Brian L. Schmidt, DDS, MD, PhD
Brian L. Schmidt, DDS, MD, PhD, is a specialist in head and neck cancers whose research focus includes an exploration of the biological and molecular mechanisms of pain related to cancer and associated treatments.
He is the director of the New York University (NYU) Oral Cancer Center and of the Bluestone Center for Clinical Research, and a professor of oral and maxillofacial surgery at the NYU School of Dentistry. In June 2016, the National Institutes of Health awarded Schmidt and colleagues a $1.2 million grant to study gene therapy for the treatment of patients with oral cancer pain.
Schmidt talked to OncLive
about the difficulties of studying cancer pain and developing new drugs.
OncLive: How has our understanding of the mechanisms of cancer pain changed in the past decade?
: The field was developed probably in about 1999. That’s the first publication that I’m aware of that looked at mechanisms in terms of using preclinical models, and by that I mean animal models. Before that time we really had no understanding of basic mechanisms, so there’s been significant advancement over the last 10 years.
Could you briefly describe our current understanding of how cancer pain develops?
Let me tell you what it’s not, because I think that’s important. For many years, people were writing about it but we weren’t testing the possible mechanisms, and what people were writing turned out probably not to be true.
It was initially thought that the pain was due to the cancers growing and pressing on the nerves and we clearly don’t think that’s the underlying mechanism now.
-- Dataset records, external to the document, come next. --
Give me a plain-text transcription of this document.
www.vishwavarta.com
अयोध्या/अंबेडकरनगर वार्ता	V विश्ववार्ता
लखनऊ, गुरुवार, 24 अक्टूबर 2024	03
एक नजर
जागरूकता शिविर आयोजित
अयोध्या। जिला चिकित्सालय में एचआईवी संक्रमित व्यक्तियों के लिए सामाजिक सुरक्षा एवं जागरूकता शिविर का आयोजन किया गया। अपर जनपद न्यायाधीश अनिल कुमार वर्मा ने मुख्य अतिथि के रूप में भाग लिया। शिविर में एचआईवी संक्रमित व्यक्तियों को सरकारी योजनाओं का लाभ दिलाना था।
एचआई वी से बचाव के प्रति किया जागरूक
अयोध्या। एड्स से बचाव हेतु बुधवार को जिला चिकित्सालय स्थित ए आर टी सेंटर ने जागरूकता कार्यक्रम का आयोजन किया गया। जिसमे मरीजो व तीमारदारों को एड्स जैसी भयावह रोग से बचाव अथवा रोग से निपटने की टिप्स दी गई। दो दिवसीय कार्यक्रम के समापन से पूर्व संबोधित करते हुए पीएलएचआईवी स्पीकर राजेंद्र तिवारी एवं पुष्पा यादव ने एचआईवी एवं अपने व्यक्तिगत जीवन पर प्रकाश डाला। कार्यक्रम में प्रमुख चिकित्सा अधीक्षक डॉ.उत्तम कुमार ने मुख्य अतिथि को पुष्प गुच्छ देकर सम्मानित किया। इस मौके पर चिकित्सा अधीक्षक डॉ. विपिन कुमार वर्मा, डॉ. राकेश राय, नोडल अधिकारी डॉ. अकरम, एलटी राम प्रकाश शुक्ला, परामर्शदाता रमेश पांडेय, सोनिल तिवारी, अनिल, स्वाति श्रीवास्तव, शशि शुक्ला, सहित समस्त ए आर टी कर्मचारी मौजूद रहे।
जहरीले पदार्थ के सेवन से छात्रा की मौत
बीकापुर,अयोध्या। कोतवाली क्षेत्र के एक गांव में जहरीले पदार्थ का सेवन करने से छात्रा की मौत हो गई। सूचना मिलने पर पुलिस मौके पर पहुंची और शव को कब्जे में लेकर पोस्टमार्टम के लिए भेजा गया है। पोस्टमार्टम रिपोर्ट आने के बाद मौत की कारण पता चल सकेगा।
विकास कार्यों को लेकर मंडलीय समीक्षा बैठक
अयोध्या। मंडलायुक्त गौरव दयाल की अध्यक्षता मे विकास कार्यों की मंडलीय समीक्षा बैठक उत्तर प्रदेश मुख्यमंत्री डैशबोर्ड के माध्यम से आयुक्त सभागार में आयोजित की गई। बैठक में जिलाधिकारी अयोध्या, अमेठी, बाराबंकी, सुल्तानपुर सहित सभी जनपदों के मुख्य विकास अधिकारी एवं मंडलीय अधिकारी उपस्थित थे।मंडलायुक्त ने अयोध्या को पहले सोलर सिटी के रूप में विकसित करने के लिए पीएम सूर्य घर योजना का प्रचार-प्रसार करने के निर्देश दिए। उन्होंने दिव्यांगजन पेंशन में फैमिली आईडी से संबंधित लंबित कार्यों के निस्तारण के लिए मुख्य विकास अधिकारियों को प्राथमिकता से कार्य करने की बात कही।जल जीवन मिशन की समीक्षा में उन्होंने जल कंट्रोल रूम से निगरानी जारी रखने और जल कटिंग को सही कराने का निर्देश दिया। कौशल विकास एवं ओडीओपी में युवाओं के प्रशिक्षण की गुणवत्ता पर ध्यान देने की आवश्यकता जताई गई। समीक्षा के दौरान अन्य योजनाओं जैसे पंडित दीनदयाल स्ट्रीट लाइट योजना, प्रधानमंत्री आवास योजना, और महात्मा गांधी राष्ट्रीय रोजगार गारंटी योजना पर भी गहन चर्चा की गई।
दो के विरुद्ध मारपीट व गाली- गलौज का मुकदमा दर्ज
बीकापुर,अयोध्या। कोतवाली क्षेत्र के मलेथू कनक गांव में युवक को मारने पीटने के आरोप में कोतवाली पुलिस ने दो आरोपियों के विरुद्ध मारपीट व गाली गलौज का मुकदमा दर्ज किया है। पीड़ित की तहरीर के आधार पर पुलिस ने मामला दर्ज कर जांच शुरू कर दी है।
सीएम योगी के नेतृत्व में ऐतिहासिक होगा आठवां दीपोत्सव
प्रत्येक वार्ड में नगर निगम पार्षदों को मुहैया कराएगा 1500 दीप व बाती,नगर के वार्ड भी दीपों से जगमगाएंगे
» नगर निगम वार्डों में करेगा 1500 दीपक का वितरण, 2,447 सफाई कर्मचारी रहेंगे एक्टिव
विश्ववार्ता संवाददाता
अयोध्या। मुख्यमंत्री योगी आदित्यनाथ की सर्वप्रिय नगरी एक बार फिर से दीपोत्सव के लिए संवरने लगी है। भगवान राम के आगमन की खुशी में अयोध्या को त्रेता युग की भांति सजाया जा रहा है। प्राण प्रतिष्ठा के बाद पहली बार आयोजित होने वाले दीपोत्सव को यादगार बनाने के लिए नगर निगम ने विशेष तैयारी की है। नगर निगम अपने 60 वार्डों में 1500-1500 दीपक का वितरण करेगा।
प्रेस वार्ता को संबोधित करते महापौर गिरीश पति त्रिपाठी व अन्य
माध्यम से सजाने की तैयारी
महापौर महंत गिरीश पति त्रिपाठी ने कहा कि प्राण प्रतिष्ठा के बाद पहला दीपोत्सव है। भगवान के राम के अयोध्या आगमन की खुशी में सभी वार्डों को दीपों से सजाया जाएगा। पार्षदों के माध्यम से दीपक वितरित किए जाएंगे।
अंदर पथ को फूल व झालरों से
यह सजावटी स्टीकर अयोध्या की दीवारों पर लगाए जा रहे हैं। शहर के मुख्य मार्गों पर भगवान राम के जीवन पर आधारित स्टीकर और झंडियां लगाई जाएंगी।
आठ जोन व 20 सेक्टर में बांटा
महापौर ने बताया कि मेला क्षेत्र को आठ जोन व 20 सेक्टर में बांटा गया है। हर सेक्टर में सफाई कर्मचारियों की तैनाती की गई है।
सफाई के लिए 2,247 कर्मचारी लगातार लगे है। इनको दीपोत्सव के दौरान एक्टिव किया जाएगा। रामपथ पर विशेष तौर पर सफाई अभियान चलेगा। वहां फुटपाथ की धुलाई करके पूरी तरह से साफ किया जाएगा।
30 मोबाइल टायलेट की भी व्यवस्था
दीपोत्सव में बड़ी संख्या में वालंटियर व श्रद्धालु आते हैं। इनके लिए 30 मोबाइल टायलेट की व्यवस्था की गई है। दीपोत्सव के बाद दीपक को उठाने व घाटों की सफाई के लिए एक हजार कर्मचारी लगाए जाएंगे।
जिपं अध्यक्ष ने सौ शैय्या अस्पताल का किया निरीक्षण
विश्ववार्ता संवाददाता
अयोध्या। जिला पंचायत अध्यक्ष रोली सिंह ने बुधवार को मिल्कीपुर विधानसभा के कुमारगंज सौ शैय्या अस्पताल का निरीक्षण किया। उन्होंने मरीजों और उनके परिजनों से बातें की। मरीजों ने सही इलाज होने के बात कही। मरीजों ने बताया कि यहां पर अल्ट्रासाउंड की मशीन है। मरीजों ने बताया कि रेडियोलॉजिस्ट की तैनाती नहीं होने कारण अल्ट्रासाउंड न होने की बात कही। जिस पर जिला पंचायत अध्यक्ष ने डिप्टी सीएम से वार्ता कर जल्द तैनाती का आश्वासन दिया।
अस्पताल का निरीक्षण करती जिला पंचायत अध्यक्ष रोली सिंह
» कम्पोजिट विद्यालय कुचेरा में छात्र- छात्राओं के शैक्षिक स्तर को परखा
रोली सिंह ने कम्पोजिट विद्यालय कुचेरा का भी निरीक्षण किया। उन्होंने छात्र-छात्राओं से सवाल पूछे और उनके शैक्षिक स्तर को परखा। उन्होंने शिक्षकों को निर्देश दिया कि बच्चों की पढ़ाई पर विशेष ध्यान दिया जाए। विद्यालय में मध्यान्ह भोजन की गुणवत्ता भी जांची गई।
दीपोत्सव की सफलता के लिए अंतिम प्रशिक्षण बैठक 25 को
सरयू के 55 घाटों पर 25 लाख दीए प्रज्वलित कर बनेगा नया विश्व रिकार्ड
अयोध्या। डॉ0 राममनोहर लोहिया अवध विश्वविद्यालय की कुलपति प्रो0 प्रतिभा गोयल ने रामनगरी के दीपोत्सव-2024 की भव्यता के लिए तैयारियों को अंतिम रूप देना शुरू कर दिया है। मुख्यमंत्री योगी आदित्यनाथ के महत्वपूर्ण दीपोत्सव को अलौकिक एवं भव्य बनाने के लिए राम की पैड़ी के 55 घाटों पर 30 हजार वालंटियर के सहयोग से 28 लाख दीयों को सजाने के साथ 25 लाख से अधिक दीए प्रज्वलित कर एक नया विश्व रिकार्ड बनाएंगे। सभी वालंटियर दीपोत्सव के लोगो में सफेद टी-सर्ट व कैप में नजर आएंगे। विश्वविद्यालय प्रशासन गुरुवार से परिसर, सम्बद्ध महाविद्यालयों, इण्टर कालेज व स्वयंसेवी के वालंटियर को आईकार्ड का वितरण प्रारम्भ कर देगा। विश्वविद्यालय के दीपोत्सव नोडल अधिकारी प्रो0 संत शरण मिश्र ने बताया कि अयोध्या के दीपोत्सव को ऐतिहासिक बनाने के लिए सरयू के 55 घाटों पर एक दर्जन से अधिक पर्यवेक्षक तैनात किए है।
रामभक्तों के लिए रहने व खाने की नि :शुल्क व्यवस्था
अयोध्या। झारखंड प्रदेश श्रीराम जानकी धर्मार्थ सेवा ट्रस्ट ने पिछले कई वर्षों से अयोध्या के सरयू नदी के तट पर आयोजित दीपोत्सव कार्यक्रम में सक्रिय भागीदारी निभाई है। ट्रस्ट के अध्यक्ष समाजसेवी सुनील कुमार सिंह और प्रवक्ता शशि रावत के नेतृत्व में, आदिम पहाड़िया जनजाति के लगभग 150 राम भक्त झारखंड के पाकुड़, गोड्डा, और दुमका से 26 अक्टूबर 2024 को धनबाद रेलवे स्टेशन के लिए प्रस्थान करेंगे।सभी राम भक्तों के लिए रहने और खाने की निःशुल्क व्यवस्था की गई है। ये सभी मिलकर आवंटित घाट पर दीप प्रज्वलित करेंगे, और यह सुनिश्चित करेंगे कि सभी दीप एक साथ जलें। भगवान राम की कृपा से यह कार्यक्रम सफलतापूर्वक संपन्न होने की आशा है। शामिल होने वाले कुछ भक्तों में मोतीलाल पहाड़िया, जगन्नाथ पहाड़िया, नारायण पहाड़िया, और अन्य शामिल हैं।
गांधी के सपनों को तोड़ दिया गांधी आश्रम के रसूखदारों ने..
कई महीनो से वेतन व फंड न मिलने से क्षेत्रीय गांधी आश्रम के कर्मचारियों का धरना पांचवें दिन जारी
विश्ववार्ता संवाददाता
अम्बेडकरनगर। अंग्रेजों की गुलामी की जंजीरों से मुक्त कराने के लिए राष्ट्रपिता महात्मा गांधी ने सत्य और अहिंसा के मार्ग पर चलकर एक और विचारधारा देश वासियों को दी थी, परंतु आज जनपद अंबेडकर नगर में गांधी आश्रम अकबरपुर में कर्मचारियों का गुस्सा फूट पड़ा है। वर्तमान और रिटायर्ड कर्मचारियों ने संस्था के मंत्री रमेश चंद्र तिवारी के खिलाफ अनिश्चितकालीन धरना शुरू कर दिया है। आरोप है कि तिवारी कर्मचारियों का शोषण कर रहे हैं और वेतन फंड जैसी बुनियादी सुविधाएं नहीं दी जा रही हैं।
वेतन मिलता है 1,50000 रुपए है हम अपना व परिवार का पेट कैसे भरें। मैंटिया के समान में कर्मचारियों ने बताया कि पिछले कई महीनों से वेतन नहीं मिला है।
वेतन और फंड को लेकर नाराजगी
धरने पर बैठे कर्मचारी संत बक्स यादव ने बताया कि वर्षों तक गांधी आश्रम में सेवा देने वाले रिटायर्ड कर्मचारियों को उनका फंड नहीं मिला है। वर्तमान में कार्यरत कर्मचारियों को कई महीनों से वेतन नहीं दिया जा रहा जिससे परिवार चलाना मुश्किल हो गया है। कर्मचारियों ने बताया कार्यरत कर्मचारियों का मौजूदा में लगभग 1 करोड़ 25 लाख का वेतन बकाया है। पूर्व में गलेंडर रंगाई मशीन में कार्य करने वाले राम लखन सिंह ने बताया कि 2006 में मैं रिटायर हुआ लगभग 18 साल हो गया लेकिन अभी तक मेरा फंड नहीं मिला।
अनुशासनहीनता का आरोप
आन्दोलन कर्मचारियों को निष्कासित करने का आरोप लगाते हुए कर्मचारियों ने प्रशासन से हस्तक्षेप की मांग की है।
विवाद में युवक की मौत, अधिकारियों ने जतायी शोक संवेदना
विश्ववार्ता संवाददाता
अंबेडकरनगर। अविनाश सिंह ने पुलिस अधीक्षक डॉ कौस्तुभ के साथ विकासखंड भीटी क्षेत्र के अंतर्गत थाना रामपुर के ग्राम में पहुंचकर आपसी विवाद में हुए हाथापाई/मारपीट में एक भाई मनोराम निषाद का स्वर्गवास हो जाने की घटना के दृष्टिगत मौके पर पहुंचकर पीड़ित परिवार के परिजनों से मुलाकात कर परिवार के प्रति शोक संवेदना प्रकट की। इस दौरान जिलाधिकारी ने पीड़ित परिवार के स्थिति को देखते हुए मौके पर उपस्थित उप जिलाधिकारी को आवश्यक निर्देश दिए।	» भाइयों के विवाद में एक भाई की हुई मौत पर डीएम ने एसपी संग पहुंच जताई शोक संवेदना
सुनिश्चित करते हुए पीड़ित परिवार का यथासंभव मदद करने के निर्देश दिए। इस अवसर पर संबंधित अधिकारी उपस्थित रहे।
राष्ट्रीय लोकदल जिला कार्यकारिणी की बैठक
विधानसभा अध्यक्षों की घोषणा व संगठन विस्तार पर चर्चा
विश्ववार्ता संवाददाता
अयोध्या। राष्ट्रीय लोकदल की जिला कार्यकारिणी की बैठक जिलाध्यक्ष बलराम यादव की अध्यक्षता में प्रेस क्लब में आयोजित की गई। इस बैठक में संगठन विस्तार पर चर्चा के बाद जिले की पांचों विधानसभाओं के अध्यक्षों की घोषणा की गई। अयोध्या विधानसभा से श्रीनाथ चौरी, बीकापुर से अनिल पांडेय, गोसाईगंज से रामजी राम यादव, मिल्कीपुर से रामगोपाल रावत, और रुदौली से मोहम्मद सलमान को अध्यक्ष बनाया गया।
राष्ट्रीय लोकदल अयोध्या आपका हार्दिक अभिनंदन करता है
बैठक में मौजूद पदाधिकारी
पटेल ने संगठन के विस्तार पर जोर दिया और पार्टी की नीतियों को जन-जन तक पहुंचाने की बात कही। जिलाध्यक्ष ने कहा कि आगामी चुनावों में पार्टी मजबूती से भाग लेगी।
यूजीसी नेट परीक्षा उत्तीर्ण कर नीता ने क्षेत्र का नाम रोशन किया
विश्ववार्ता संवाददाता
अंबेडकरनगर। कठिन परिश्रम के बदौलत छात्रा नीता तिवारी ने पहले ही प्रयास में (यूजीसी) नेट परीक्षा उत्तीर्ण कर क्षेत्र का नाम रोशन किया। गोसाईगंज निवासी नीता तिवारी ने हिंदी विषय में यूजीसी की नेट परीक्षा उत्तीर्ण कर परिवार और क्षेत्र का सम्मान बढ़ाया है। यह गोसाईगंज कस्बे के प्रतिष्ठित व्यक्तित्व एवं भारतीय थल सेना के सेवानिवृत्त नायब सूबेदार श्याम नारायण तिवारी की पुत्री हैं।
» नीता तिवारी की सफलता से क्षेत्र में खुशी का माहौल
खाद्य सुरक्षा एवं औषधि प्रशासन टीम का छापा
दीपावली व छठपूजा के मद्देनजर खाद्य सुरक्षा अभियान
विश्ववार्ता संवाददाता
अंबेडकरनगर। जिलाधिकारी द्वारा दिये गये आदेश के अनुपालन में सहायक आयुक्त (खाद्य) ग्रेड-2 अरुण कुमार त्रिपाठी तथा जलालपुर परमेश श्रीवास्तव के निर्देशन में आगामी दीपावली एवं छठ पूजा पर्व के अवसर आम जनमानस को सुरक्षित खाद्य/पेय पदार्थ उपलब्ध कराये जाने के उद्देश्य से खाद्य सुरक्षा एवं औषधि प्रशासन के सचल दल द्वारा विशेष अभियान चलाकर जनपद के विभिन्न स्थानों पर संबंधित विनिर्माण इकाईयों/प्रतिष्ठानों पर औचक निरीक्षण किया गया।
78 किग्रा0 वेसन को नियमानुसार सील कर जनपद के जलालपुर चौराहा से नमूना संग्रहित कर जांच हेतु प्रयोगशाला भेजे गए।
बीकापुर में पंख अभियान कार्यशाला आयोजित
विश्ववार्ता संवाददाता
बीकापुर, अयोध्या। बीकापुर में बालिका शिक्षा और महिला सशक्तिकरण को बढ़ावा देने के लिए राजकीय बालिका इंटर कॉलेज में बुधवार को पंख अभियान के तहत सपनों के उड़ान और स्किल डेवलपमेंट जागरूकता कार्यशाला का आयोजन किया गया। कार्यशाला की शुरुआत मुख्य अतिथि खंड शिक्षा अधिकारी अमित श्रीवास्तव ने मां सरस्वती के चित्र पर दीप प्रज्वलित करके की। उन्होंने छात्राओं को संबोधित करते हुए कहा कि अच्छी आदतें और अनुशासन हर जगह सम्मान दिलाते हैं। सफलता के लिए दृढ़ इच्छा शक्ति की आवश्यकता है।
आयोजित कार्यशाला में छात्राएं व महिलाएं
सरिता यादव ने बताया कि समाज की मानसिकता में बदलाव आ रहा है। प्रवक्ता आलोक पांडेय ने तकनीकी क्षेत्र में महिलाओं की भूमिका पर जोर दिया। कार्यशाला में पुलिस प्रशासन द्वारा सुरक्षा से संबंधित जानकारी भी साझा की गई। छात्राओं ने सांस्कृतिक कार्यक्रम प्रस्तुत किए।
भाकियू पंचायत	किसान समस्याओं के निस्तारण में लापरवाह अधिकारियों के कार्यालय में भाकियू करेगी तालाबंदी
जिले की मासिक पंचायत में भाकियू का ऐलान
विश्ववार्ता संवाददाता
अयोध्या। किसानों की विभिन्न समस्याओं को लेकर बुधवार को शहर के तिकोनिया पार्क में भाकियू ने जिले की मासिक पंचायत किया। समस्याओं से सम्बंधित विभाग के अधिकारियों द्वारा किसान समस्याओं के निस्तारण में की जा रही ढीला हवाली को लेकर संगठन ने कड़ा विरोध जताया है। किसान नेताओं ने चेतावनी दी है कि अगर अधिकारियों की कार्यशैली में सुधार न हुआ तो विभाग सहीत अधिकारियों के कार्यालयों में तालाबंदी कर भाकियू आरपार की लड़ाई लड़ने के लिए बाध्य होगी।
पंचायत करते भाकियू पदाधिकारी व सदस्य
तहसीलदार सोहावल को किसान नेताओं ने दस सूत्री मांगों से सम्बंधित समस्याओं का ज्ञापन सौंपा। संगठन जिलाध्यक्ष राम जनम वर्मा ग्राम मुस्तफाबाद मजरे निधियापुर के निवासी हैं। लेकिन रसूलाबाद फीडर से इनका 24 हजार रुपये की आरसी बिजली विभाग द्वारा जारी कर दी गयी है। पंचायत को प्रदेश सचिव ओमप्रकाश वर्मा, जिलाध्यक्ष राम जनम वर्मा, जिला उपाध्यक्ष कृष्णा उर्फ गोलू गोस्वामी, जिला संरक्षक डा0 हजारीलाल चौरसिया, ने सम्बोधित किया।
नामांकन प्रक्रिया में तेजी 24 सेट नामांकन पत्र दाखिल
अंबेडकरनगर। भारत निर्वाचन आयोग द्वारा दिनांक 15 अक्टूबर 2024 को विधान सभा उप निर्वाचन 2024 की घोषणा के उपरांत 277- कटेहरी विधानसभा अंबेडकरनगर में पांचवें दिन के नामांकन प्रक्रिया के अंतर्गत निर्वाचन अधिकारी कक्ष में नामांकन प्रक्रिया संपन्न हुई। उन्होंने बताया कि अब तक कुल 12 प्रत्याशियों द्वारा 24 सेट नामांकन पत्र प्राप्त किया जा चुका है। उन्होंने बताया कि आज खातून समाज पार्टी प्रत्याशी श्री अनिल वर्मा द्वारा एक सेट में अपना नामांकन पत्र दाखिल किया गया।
Possibly in some cancers that plays a role, but this whole idea of “pressing” really doesn’t work because it’s pretty hard to compress a nerve and there are actually a number of tumors that are not cancer that can compress nerves and those don’t hurt.
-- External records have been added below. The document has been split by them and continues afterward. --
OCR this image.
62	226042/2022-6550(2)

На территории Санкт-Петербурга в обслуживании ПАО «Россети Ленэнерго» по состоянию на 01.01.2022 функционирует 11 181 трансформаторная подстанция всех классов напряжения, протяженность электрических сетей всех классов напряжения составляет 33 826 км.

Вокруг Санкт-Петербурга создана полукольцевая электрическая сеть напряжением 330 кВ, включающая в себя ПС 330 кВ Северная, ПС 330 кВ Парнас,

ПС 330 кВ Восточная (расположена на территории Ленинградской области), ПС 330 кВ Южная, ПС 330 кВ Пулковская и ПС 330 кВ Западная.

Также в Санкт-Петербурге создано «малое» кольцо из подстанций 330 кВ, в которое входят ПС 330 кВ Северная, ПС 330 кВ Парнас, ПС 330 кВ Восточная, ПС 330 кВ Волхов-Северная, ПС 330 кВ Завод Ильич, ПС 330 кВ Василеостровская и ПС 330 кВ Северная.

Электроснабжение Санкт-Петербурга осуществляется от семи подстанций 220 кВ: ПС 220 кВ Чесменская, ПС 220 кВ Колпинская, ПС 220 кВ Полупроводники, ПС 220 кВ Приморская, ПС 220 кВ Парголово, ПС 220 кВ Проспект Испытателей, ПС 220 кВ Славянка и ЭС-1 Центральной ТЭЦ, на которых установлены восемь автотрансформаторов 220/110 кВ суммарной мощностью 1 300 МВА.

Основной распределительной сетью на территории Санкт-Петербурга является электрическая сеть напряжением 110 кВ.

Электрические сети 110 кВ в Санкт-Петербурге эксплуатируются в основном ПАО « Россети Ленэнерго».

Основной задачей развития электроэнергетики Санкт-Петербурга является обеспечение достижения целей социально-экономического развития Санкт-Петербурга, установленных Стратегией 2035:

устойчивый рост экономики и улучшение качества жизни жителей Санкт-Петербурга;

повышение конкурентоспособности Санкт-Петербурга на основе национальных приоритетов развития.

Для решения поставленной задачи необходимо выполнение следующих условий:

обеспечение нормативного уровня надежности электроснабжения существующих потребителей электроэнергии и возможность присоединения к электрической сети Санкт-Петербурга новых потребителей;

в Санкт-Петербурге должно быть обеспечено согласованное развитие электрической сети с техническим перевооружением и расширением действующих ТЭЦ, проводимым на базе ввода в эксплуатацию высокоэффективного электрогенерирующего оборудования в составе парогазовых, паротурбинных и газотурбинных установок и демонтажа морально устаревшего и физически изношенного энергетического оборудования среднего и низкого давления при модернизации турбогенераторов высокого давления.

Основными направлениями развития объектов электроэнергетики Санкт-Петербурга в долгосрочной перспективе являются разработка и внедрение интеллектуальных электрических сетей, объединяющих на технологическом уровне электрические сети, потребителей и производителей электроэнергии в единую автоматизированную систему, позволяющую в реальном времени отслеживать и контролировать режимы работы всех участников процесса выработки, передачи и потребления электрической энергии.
There might be a circumstance, for example, if you had a cancer in a perfect location, either let’s say in your leg where the femoral nerve is, or in the paravertebral skeleton where you have what are called spinal roots. In these cases, the cancer could press on the nerve and it would hurt, but that’s probably not a common mechanism.
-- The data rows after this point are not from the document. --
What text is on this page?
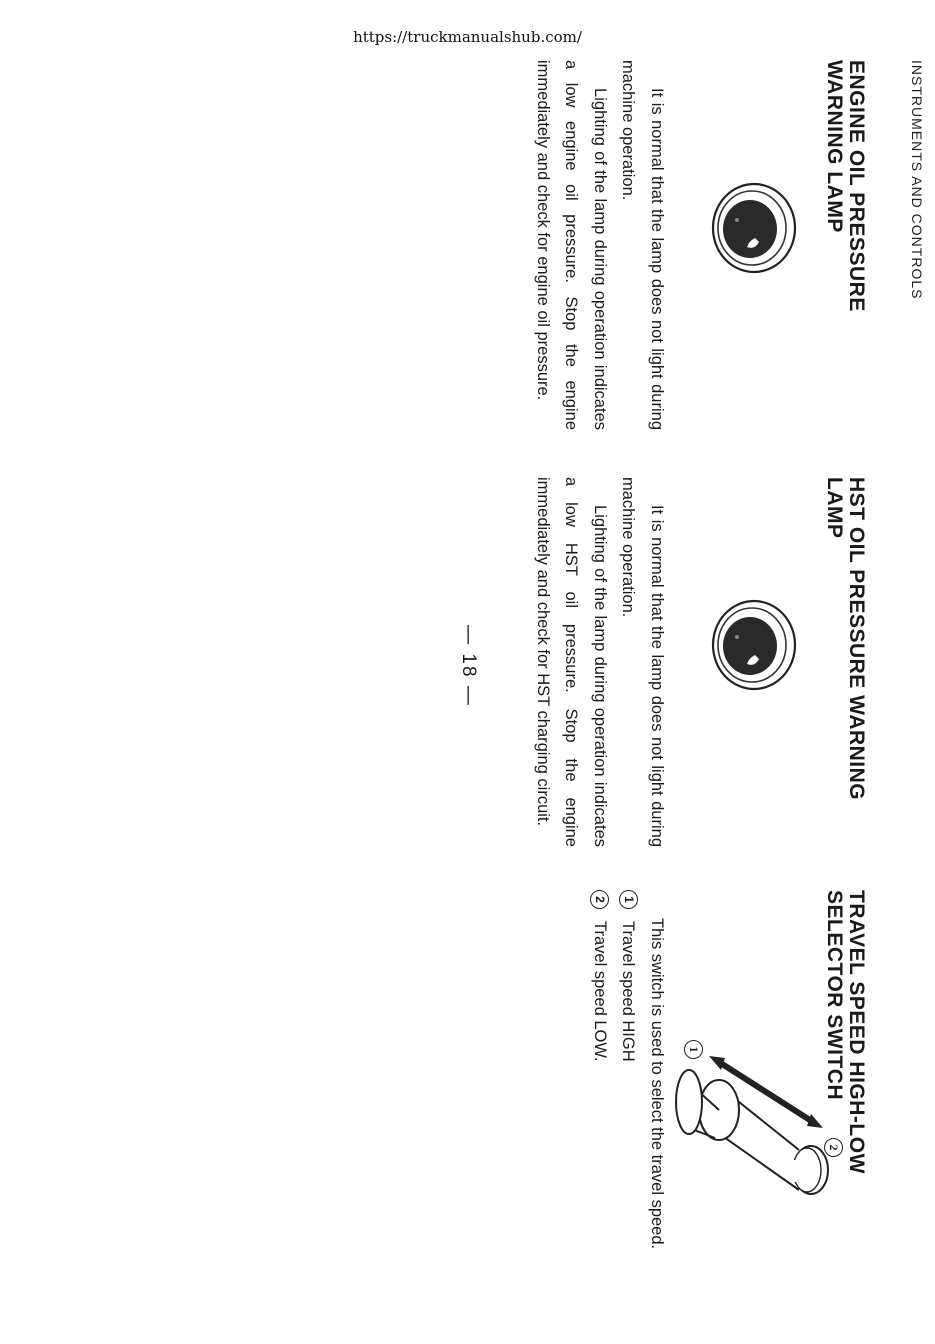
https://truckmanualshub.com/
INSTRUMENTS AND CONTROLS
ENGINE OIL PRESSURE
WARNING LAMP

It is normal that the lamp does not light during machine operation.

Lighting of the lamp during operation indicates a low engine oil pressure. Stop the engine immediately and check for engine oil pressure.

HST OIL PRESSURE WARNING
LAMP

It is normal that the lamp does not light during machine operation.

Lighting of the lamp during operation indicates a low HST oil pressure. Stop the engine immediately and check for HST charging circuit.

TRAVEL SPEED HIGH-LOW
SELECTOR SWITCH
2
1

This switch is used to select the travel speed.

1
Travel speed HIGH
2
Travel speed LOW.
— 18 —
Probably the best explanation for cancer pain we have is that the cancers produce a number of different molecules—and that depends on the type of cancer—that sensitize the nerves, which makes them respond to stimuli that’s normally not painful. And so the nerves that are surrounding the cancer become fragile, for lack of a better term, and those nerves fire in response to minimal stimuli.
What is the most effective therapy currently available?
I can tell you what’s most commonly used and its effectiveness is highly variable. We’re basically using the same drugs that have been used for thousands of years for pain, which are the opioids. So the narcotics—morphine, fentanyl, methadone, oxycodone, hydrocodone—that entire class of drugs. That’s what’s most commonly used.
Have researchers made any headway in developing drugs that target the underlying causes of cancer pain?
No, they haven’t. Probably the biggest development, and it’s not really targeted therapy, but the biggest development has been for cancers that go to the bone. Those include breast cancer, prostate cancer, multiple myeloma, lung cancer—those cancers go to the bone and cause a lot of bone pain.
We started using a class of drugs called bisphos phonates, which inhibit the cells that break down bone. They specifically inhibit a cell type called osteoclasts. Those drugs work for some patients who have bone metastasis. But we have not discovered true targeted therapies, and one of the challenges has been that the same obstacle that is present for oncologists treating the cancer has also proved an issue for pain physicians, which is that these cancers all behave differently, even within a specific type of cancer, so one colon cancer doesn’t behave like another one, for example.